El papel de los padres
Binasco recuerda el caso, hace diez años, de una pareja canadiense que decidió que sus hijos crecerían sin tener un nombre que reflejase su sexo, porque lo elegirían ellos más adelante: “¡Como si la sexualidad fuese un proceso dotado de vida propia del cual esos niños estuvieran exentos!” Y explica por qué no era una conducta propia de unos buenos padres: “Dar un nombre que califica sexualmente al niño es darle una respuesta, un punto de partida. Decir ‘eres un hombre’ da nombre a algo que es real. Es una respuesta no negociable a un pregunta del niño pidiendo un sentido, aunque sea tácitamnete.
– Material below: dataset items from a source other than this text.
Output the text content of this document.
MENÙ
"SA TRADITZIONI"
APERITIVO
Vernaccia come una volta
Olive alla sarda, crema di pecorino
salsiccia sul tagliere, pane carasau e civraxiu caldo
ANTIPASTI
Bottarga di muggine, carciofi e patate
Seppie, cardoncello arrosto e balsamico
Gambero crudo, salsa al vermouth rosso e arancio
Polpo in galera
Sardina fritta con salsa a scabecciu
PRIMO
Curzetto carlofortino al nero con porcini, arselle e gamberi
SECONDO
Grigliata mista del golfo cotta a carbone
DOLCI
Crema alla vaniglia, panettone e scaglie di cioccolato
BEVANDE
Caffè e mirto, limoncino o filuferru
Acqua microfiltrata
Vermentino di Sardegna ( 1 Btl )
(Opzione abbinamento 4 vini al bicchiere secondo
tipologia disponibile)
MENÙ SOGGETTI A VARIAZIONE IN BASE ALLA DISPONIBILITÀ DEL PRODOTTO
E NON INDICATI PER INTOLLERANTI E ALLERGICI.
Ningún niño se preguntará jamás ‘¿Soy varón o mujer?’ antes de que esas palabras se le hayan dicho y hayan expresado la realidad, una realidad de la que el niño depende. En este sentido, las palabras son primigenias, no son etiquetas… Ocultar la realidad es una traición al niño”.
“La ecuación de la existencia sexuada de cada ser humano no se resuelve con productos del mercado”, como sería un servicio de cambio de sexo convertido en materia comercializable. Sobre todo en el caso de menores, que no están en disposición de tomar ese tipo de decisiones.
Los padres tampoco deben sentirse obligados a ‘afirmar’ los deseos de de su hijo, como exige el dogma de la corrección política. Un padre no es como un carnicero, apunta Binasco, que sirve lo que le piden sin preguntar por qué se lo piden: “Si queremos ‘reafirmarles’ de verdad, hemos de tomarnos en serio su petición, la explícita y la que está implícita en lo que dicen, porque cuando un niño habla está dirigiendo una pregunta a su padre”. Conceder todo lo que piden sin averiguar más es tratar a un hijo como un producto de supermercado. Lo que el hijo plantea es “una pregunta de la que el niño hace depender su ser”. No quiere hormonas, quiere ser acompañado, y apagar ese deseo concediéndole lo que pide y mandarle al terapeuta de género para quitarse de encima el problema es “un acto de violencia”, concluye.